Dr. Jaume Antich, during his speech at the 10th International Academic Meeting of the RAED

Dr. Jaume Antich, during his speech at the 10th International Academic Meeting of the RAED

Jaume Antich, Secretary General of the International College of Criminal Lawyers and Numerary Member of the Royal European Academy of Doctors (READ), called for an update of International Criminal Law in response to the emergence of artificial intelligence in the lecture “Generative artificial intelligence: machines that decide”, which he presented during the 10th International Academic Meeting held by the Royal Academy between 15 and 20 March in several German cities under the general title “The Rhine as a current of knowledge: cross-border dialogues”. For the legal expert, although responsibility remains human, it is also increasingly organisational.

“The expansion of artificial intelligence, autonomous systems and algorithmic decision-making poses a profound challenge to Criminal Law: how to attribute responsibility when action becomes diluted between machines, people and organisations. Faced with proposals that point to the algorithm’s responsibility or to solutions based solely on the outcome, I believe the real problem is not technological but dogmatic and organisational. Artificial intelligence does not act or decide in criminal-law terms, but it does reconfigure risk and amplify its effects, especially in complex business contexts. In view of this reality, the criminal liability of legal persons offers the most solid and rights-based response for prosecuting, preventing and detecting crimes committed through automated systems. By focusing attribution on organisational defects and on the management of algorithmic risk, Criminal Law can address the challenges of artificial intelligence without renouncing its fundamental principles, while at the same time strengthening the preventive function of criminal Compliance,” the speaker summarised.

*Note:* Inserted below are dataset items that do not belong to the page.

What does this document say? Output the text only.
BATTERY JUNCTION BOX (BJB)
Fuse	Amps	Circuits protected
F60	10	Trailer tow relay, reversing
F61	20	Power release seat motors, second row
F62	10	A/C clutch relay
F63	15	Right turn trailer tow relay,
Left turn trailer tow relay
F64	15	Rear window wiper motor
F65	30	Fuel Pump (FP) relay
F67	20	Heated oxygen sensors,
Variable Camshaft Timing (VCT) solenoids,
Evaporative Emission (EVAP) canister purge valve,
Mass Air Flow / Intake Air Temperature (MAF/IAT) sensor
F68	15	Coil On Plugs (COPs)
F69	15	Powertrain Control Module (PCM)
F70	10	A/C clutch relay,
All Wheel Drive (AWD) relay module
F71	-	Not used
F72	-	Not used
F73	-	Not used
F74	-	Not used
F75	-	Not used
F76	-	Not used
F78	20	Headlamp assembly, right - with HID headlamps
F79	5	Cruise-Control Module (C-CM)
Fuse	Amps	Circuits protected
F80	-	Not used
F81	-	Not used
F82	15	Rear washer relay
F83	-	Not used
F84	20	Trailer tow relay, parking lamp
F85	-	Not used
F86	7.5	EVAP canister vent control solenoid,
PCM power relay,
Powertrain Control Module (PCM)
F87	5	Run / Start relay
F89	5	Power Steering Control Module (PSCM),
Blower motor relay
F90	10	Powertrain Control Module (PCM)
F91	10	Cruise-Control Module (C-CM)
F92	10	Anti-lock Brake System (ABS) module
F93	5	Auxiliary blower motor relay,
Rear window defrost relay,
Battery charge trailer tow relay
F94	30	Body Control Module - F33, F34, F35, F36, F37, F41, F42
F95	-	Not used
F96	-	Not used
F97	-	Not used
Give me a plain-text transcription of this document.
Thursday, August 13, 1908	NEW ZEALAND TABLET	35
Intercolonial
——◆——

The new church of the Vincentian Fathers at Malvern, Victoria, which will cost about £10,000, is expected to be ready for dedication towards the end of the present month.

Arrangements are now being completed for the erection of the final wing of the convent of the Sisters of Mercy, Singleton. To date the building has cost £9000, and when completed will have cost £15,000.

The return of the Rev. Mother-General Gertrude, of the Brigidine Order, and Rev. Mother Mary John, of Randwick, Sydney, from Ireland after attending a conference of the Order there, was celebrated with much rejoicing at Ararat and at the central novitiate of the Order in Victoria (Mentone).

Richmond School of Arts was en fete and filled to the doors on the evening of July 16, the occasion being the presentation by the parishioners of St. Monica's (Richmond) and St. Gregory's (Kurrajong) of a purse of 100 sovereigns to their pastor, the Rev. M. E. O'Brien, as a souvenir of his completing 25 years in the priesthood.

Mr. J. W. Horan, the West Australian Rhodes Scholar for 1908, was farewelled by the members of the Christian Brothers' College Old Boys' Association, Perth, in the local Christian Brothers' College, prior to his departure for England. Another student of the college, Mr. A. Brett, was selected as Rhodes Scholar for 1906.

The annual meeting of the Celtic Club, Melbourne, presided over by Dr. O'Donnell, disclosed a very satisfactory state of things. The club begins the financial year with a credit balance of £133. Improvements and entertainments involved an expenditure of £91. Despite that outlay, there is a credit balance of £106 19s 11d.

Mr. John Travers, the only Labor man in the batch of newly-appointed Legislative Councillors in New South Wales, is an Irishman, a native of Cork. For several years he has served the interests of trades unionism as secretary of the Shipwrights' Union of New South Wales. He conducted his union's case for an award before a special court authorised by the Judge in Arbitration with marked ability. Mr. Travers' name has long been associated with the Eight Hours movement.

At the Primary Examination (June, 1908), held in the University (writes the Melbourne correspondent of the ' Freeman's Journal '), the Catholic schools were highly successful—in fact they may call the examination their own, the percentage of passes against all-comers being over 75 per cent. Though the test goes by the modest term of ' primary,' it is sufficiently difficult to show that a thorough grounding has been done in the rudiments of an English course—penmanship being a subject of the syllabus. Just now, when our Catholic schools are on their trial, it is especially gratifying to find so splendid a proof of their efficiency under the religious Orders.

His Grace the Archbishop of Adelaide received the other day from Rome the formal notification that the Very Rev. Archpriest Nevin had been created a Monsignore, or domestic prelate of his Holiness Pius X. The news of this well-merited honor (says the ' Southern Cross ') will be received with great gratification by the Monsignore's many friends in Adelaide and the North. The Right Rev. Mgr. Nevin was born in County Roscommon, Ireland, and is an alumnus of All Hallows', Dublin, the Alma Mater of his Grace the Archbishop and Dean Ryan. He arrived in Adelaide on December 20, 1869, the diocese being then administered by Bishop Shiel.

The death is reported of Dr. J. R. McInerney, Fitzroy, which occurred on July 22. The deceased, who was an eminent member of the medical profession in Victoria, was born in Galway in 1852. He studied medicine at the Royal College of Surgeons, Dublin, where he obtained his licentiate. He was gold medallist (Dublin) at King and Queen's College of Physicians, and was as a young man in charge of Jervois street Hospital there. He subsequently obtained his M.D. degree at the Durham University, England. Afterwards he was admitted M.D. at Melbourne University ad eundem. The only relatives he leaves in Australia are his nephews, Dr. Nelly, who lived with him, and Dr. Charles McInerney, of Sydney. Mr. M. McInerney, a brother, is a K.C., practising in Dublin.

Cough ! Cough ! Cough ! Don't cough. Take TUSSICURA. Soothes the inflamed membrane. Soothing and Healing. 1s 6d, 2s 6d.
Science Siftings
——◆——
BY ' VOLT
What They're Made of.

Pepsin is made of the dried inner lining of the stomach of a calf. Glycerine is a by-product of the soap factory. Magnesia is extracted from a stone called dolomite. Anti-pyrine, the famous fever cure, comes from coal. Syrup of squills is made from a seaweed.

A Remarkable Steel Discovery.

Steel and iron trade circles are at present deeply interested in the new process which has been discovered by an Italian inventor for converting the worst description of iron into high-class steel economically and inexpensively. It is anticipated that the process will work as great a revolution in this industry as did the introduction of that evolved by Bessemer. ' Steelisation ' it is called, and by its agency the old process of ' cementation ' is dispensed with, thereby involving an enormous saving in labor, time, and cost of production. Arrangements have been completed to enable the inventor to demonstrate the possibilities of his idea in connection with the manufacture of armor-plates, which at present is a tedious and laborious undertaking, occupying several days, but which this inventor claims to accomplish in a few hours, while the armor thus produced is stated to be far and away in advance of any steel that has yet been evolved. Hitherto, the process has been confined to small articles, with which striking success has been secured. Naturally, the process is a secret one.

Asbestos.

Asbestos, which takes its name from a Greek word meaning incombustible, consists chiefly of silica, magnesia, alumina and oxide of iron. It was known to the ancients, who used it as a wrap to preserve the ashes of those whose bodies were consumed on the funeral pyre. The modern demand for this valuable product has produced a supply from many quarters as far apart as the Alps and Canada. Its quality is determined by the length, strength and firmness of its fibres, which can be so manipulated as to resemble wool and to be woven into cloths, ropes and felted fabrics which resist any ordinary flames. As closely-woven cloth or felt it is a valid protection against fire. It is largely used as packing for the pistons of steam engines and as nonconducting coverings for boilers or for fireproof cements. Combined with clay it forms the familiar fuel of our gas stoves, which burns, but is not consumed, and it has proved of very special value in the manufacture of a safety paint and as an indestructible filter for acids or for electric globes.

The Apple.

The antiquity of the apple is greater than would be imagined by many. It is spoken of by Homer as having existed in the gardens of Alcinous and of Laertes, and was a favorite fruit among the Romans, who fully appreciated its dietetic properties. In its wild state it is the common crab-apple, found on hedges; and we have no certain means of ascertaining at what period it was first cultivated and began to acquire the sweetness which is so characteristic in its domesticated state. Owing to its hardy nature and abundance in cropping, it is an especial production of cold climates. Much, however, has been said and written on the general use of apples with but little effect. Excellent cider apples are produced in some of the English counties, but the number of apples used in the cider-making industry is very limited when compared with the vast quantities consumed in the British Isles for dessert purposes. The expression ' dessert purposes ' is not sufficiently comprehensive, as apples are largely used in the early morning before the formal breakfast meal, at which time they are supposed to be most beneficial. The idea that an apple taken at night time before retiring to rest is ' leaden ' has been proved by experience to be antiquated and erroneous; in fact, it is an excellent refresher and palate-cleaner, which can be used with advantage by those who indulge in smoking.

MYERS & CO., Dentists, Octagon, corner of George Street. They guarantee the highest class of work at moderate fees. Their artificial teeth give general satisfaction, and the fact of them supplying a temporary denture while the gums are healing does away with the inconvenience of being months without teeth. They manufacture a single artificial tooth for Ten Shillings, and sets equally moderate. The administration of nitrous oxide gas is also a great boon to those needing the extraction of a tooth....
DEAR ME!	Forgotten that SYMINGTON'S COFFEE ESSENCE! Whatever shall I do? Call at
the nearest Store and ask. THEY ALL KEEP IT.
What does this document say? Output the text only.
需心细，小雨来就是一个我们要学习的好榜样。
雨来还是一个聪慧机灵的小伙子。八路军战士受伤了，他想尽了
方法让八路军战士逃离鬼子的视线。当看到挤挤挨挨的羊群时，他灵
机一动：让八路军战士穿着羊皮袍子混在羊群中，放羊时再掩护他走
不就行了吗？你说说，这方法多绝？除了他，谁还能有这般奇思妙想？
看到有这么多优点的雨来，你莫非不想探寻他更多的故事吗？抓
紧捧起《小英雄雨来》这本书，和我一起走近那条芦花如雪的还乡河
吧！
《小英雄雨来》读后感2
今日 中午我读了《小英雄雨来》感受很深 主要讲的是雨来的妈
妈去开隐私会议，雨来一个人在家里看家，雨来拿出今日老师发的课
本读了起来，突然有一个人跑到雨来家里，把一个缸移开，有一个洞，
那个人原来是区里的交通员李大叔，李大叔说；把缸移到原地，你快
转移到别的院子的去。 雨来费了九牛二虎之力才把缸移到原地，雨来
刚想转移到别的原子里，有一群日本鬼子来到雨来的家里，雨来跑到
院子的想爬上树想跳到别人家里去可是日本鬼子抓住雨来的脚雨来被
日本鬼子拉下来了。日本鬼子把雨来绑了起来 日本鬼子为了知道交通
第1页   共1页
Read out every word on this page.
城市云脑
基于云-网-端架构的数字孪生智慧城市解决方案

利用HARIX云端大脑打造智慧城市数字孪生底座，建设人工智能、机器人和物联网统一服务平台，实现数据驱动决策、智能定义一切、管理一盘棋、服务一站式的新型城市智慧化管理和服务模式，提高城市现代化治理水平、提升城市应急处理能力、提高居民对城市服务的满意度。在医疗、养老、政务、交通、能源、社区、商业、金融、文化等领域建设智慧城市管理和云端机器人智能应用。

The expert stressed that the answer does not lie in attributing criminal liability to algorithms, but in reinforcing the liability of legal persons, since AI does not act or decide in a criminal-law sense. Although its systems are increasingly autonomous and opaque, these tools remain instruments created, implemented and supervised by human beings within organisational structures, especially in business environments. The real challenge, he considered, is dogmatic and organisational: how to attribute responsibility when decision-making is fragmented among designers, programmers, managers and operators. When a company implements artificial intelligence systems without sufficient audit mechanisms, human supervision, data validation or error correction, it assumes a criminally relevant risk. That organisational failure, rather than the algorithm’s decision, may ground its criminal liability.

The academic pointed out that it is these companies that must implement prior risk assessments, decision traceability, regular audits and effective human controls. The absence of these measures may turn a technological system into an instrument of crime. Faced with algorithmic opacity and the fragmentation of authorship, the author warned of the danger of diluting the principle of culpability, because Criminal Law cannot renounce its requirement of personal and normative reproach, not even in the face of technological complexity. “AI intensifies and multiplies risks, but it does not create them out of nothing: it is prior human and organisational decisions that generate them,” he concluded.

Antich joined the READ last November with the speech “The criminal liability of legal persons before the International Criminal Court. A new opportunity to take up the challenge again”, in which he had already addressed these issues, defending the incorporation of the criminal liability of legal persons before the International Criminal Court, on the grounds that the current model, focused exclusively on individuals, is insufficient to address the most serious crimes of the 21st century, in which companies and transnational corporations may play a decisive and intentional role. Beyond artificial intelligence, the legal expert pointed to new global scenarios, including environmental disasters and armed conflicts involving corporate actors, which require this legal framework to be reviewed and expanded.

The academic is Professor of Criminal Law at the Faculty of Law of the Autonomous University of Barcelona, where he also teaches on the Master’s Degree for Access to the Legal Profession and Court Representation, and has supervised numerous bachelor’s and master’s degree final projects. He is also Professor of Criminal Law and Criminal Procedure Law at the Institute of Public Security of Catalonia, has been Deputy Director of the Master’s Degree in International Criminal Justice of the International College of Criminal Lawyers and Rovira i Virgili University, and is also a lecturer on the Master’s Degree in Compliance of the Barcelona Bar Association. A practising lawyer since 2003, he heads his own firm in Barcelona, specialising in Criminal Law, International Criminal Law and Corporate Compliance. He is an honorary member of the European Higher Council of Doctors and Doctors Honoris Causa, a member of the International Association of Penal Law and a member of the Spanish Compliance Association, among other professional organisations.

Throughout his career, he has held various institutional positions, including President and Vice-President of the Young Lawyers Group, and Secretary of the Compliance Section and of the International Criminal Justice and Human Rights Committee of the Barcelona Bar Association, among others. He is the author of numerous scientific publications, has served as a speaker at more than 50 national and international conferences, and regularly collaborates with various media outlets as an expert. His lines of research focus on International Criminal Law, the criminal liability of legal persons and Compliance. He has just been appointed President of the International Criminal Justice and Human Rights Committee of the Barcelona Bar Association.